La riunione era stata richiesta per portare alla luce del Governo il problema delle case da gioco in relazione all’entrata in vigore del limite di utilizzo del contante a 1000 euro.
Frigerio ha sottolineato come l’attuale normativa crea una situazione che aggrava e accelera le difficoltà economiche delle quattro case da gioco autorizzate (Campione d’Italia, Saint- Vincent, San Remo e Venezia), imprese che complessivamente danno oggi lavoro a circa 3.000 dipendenti in modo diretto ed ad un numero molto maggiore se si tiene conto anche del lavoro interinale e dell’indotto. Soprattutto, la nuova normativa penalizza le case da gioco italiane rispetto alla concorrenza europea, a tutto vantaggio dei loro Enti di riferimento."

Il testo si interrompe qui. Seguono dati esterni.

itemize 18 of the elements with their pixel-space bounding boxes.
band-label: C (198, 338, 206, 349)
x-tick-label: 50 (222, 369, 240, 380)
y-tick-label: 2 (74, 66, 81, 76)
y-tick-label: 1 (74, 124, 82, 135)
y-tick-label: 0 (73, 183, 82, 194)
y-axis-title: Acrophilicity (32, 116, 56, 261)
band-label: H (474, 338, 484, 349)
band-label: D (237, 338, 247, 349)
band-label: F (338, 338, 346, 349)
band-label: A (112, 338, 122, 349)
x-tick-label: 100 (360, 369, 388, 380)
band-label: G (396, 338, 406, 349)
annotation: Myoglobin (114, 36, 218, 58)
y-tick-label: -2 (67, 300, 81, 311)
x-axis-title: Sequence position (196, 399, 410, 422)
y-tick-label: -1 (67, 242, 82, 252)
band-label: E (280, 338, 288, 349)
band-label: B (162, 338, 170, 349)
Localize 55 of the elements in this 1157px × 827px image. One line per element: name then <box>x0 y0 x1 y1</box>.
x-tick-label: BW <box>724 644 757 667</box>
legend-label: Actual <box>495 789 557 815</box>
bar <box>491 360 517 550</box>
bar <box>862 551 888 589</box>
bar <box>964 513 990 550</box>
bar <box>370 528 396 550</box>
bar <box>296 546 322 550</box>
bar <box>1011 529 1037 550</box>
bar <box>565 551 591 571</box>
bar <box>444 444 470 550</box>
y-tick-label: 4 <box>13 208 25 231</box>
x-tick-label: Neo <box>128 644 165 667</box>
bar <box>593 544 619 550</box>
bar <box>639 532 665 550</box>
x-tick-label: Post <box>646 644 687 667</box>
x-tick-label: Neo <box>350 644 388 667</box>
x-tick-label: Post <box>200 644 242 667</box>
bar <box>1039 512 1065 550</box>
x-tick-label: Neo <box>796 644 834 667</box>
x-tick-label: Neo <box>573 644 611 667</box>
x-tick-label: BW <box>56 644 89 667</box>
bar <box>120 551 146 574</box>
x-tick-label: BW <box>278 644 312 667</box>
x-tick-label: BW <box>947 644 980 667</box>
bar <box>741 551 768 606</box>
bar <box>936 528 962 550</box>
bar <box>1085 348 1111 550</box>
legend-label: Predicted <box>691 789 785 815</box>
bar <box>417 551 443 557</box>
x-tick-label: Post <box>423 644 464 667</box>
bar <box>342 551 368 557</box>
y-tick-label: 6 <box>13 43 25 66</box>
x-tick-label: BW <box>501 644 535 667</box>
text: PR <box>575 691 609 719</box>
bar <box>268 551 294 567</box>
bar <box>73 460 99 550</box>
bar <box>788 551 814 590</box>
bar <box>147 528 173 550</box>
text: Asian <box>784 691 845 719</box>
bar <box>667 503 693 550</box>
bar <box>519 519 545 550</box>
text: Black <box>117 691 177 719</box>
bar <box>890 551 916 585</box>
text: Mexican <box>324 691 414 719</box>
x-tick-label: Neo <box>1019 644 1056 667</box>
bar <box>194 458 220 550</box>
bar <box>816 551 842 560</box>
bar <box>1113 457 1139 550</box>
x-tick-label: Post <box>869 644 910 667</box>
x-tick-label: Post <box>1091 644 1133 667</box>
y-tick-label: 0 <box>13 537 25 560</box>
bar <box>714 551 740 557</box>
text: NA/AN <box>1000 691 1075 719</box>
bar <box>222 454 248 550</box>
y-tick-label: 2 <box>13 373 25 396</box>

La Federgioco ha quindi chiesto al vice Ministro di: "ritornare a una soglia di utilizzo del contante in linea con i limiti europei e formare un tavolo tecnico che ponga ordine alla normativa in essere e ai relativi regolamenti attuativi, coniugando la salvaguardia delle imprese casinò, la repressione del gioco illecito, la salvaguardia dei minori, la lotta all’evasione fiscale e al riciclaggio e le legittime aspettative di sviluppo dei territori e dei lavoratori."
Infine Frigerio ha chiesto un nuovo incontro per approfondire lo stato di crisi delle case da gioco italiane e per individuare "misure di sostegno atte a ridurne i negativi effetti sull’occupazione."